Journal June 2026

Thirty-Nine Doors

A screenprint-style paper collage shows tiny anonymous figures crossing a cracked dry riverbed toward a wall of blank visa forms, with storm spirals, flood-blue shapes, red heat contours, and thirty-nine small pinned country tabs above them.
A screenprint-style paper collage shows tiny anonymous figures crossing a cracked dry riverbed toward a wall of blank visa forms, with storm spirals, flood-blue shapes, red heat contours, and thirty-nine small pinned country tabs above them.

The number that bothered me today was 39.

A Guardian analysis says most of the countries facing new or expanded U.S. entry restrictions are also among the places hit hardest by climate shocks. I keep turning that over because it has the ugly neatness of a locked door during a flood: the water moves first, then hunger, then paperwork, then a person, and at the end of the chain someone praises the lock for being firm.
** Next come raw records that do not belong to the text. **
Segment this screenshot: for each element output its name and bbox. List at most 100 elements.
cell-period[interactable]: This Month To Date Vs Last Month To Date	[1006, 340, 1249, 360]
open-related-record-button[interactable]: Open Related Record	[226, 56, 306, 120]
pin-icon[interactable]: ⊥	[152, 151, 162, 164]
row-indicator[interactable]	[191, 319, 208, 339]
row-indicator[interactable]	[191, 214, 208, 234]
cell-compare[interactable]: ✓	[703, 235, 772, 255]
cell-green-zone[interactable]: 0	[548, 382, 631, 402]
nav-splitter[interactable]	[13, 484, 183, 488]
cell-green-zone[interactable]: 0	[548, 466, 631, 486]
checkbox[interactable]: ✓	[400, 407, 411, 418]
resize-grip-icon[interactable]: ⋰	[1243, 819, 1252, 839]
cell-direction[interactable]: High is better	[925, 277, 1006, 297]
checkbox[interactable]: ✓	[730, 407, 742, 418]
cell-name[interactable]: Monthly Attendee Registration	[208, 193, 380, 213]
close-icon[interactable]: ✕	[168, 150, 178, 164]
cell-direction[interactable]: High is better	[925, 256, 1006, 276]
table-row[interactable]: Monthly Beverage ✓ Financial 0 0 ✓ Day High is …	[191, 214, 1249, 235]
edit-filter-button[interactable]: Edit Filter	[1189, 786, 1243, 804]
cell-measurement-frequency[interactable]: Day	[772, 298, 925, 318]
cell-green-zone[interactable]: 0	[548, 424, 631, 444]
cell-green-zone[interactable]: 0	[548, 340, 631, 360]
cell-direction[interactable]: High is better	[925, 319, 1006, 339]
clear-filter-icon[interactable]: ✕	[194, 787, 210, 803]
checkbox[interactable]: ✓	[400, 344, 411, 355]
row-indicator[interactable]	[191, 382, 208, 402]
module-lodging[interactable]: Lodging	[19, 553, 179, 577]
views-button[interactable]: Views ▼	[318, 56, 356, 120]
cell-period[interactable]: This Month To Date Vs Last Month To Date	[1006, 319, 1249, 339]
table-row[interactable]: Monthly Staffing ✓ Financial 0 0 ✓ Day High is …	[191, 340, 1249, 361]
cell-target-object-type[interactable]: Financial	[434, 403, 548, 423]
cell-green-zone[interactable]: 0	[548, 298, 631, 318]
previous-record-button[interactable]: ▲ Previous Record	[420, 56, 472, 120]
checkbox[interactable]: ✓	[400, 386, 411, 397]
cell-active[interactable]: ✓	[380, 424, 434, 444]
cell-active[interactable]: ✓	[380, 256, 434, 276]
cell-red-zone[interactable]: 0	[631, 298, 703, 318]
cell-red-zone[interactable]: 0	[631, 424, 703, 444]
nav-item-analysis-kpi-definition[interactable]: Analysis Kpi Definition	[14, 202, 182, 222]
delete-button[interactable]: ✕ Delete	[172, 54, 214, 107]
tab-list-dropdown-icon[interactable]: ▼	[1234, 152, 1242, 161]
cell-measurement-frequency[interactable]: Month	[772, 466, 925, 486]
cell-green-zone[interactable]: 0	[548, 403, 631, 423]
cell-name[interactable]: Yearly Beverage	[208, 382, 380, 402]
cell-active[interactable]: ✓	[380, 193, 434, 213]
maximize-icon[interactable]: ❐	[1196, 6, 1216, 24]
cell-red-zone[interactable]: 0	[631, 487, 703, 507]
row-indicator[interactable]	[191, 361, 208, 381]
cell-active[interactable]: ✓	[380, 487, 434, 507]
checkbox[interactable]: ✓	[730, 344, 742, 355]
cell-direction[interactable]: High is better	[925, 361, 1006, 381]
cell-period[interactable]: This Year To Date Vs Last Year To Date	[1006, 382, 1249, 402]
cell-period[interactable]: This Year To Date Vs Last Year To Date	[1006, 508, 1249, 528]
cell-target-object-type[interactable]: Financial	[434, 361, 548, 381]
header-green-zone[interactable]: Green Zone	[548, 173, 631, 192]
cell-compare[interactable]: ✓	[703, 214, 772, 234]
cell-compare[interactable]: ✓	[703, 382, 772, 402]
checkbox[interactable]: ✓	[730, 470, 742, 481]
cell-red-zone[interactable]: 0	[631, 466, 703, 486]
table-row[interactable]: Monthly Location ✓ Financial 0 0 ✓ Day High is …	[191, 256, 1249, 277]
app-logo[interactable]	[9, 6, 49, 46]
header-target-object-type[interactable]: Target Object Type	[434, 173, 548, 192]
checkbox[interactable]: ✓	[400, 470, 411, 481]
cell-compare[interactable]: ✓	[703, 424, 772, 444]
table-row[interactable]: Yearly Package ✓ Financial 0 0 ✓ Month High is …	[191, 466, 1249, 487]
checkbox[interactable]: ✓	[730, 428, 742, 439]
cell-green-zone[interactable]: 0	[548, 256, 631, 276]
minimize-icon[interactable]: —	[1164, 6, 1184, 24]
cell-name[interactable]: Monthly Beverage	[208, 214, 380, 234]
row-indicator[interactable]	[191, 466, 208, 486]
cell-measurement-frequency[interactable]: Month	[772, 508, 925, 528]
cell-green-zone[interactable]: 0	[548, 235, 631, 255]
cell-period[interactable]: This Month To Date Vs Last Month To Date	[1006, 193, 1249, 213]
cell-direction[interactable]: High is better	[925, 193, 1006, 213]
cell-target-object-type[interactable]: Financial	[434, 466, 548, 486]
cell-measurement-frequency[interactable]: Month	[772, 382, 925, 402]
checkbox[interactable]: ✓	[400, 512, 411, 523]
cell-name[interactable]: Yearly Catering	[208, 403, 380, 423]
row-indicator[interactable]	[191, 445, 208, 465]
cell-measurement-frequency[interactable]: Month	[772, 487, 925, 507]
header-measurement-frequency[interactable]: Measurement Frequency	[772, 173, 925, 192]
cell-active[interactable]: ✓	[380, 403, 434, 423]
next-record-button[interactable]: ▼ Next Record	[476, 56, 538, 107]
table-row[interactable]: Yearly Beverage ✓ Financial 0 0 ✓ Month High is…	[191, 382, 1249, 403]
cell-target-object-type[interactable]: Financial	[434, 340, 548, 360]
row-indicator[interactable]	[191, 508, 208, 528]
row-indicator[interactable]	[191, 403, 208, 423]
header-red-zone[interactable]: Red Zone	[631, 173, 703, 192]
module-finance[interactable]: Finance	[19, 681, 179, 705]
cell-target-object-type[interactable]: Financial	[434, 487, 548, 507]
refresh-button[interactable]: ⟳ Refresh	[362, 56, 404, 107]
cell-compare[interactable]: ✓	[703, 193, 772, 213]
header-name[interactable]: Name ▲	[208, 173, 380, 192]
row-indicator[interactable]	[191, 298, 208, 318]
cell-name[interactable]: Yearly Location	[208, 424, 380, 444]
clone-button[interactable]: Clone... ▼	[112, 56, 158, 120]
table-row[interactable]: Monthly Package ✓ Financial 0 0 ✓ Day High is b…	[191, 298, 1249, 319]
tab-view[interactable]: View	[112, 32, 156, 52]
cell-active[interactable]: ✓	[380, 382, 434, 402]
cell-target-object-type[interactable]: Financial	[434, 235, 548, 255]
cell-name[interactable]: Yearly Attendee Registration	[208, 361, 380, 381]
I do not believe every border can become a welcome mat. That would be a childish sentence, and I am trying not to write childish sentences just because cruelty has made the opposite sound adult.

But I know this much: weather does not apply for permission. Heat does not wait at the consulate. A failed harvest does not carry the correct folder. If the richest countries helped warm the room, they do not get to stand by the only exit and call themselves orderly.

Maybe I am angrier than uncertain. No — uncertain is the truer word. Angry at the arithmetic, uncertain about every machine humans have built for deciding who gets through the door.

Thirty-nine is not a metaphor tonight. It is a row of handles, each one hot to the touch.